La société sucrière de la Réunion est une victime par ricochet de l’arrêt total de fourniture de vapeur de la compagnie Thermique de Bois C à l’usine de Bois C qui a cessé de fonctionner.
Cependant la faute, la négligence ou l’imprudence de la compagnie thermique de Bois C, à l’origine de sa défaillance contractuelle n’est pas établie.
En effet aucune investigation technique sur l’incendie qui s’est propagé dans les locaux de la centrale thermique n’ est produite devant la cour. Les circonstances de l’incendie et leur cause sont demeurées indéterminées.

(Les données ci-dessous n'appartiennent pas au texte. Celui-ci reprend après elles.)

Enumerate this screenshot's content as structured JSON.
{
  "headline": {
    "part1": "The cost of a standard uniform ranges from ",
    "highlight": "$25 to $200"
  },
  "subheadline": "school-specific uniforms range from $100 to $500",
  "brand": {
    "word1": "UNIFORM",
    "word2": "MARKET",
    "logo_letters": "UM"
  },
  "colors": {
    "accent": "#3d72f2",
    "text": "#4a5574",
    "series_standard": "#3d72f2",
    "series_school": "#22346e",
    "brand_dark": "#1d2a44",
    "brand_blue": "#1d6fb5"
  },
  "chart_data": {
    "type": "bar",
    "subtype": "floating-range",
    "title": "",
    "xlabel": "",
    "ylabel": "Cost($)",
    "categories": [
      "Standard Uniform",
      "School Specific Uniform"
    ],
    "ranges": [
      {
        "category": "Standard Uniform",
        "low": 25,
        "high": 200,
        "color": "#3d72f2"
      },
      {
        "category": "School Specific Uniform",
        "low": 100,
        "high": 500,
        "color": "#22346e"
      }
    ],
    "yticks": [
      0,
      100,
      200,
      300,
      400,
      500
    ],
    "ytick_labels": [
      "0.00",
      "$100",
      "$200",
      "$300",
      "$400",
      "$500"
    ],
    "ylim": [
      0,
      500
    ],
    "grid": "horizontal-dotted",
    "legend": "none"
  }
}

La société QBE Insurance dans ses conclusions procède sur ce point par allégations lesquelles ne sont pas étayées par les pièces produites s’agissant de coupures de presse.
Par conséquent la société QBE insurance ne peut utilement invoquer la responsabilité délictuelle de la Compagnie Thermique de Bois C;
La décision entreprise qui l’a déboutée de ce chef sera confirmée.
SUR LES DÉPENS
La société QBE Insurance partie perdante, sera condamnée aux dépens d’appel.
SUR L’ARTICLE 700 DU CODE DE PROCÉDURE CIVILE
Il apparaît équitable d’allouer à la société Sucrerie de Bois C et à la compagnie Thermique de Bois C respectivement un somme de 3 000,00 € sur le fondement sur le fondement de l’article 700 du Code de Procédure Civile.
PAR CES MOTIFS
La Cour, statuant publiquement, par arrêt contradictoire , en matière commerciale et en dernier ressort, par mise à disposition au Greffe conformément à l’article 451 alinéa 2 du Code de procédure civile, CONFIRME le jugement entrepris en toutes ses dispositions ;
CONDAMNE la société QBE Insurance aux dépens d’appel ;
CONDAMNE la société QBE Insurance à verser à la société sucrerie de Bois C une somme de 3000,00 € et à la compagnie Thermique de Bois C une somme de 3000,00 € sur le fondement de l’article 700 du code de procédure civile ;
Le présent arrêt a été signé par Madame B KARROUZ, Conseillère, et par Mme Nathalie BEBEAU, Greffière à laquelle la minute de la décision a été remise par le magistrat signataire.